Big Data Techniques in PHP
Chunked Processing
Chunked processing is crucial when dealing with datasets that are too large to fit in memory. This technique involves processing data in smaller, manageable pieces.
Example of use
<?php
$logHandler = new LogHandler();
$processor = new ChunkedProcessor(1000, '512M', $logHandler);
$result = $processor->processLargeDataset(dirname(__FILE__) . '/large_data.json', function($chunk) {
// Custom processing logic for each chunk
foreach ($chunk as $data) {
// Simulate processing (e.g., database insert, API call, etc.)

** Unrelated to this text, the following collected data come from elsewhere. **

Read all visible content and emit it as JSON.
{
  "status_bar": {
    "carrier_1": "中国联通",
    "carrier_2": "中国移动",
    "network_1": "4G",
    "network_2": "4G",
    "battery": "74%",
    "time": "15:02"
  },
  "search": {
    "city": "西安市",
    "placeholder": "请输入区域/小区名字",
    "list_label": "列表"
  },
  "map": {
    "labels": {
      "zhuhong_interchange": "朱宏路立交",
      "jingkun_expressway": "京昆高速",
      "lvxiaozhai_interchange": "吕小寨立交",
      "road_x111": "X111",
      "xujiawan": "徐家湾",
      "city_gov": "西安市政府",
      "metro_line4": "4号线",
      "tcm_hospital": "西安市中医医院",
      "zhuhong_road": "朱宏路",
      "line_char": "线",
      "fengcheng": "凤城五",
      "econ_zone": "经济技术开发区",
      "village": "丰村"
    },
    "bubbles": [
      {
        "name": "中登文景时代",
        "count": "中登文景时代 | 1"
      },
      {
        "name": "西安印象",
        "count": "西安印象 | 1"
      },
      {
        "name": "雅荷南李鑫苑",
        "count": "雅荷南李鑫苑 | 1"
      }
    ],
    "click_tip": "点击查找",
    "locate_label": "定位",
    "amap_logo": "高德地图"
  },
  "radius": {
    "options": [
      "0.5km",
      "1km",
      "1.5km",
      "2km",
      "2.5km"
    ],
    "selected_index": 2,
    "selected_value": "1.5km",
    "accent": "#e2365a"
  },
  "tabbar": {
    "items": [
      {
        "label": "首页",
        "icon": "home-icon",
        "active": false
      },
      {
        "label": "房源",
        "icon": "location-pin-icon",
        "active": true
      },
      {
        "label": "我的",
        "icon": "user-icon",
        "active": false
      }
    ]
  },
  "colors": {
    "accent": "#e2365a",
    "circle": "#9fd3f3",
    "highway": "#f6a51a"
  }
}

echo "Processing: " . json_encode($data) . "\n";
}
});
echo "\n\n";
print_r($result);
Result:
Memory: 0.002 Mb
Time running: < 0.001 sec.
Processing: {"id":1,"name":"John Doe","email":"john.doe@example.com","status":"active"}
Processing: {"id":2,"name":"Jane Smith","email":"jane.smith@example.com","status":"inactive"}
Processing: {"id":3,"name":"Alice Johnson","email":"alice.johnson@example.com","status":"active"}
Processing: {"id":4,"name":"Bob Brown","email":"bob.brown@example.com","status":"pending"}
Processing: {"id":5,"name":"Charlie White","email":"charlie.white@example.com","status":"active"}
Processing: {"id":6,"name":"Diana Green","email":"diana.green@example.com","status":"suspended"}
Processing: {"id":7,"name":"Emily Black","email":"emily.black@example.com","status":"active"}
Processing: {"id":8,"name":"Frank Harris","email":"frank.harris@example.com","status":"inactive"}
Processing: {"id":9,"name":"Grace Lee","email":"grace.lee@example.com","status":"pending"}
Processing: {"id":10,"name":"Henry Walker","email":"henry.walker@example.com","status":"suspended"}
INFO: Processed 10 rows | Memory: 6.00 MB | Speed: 432402.47 rows/sec
Array
(
[total_processed] => 10
[total_failed] => 0
[memory_peak_mb] => 6
[time_taken_sec] => 3.7193298339844E-5
)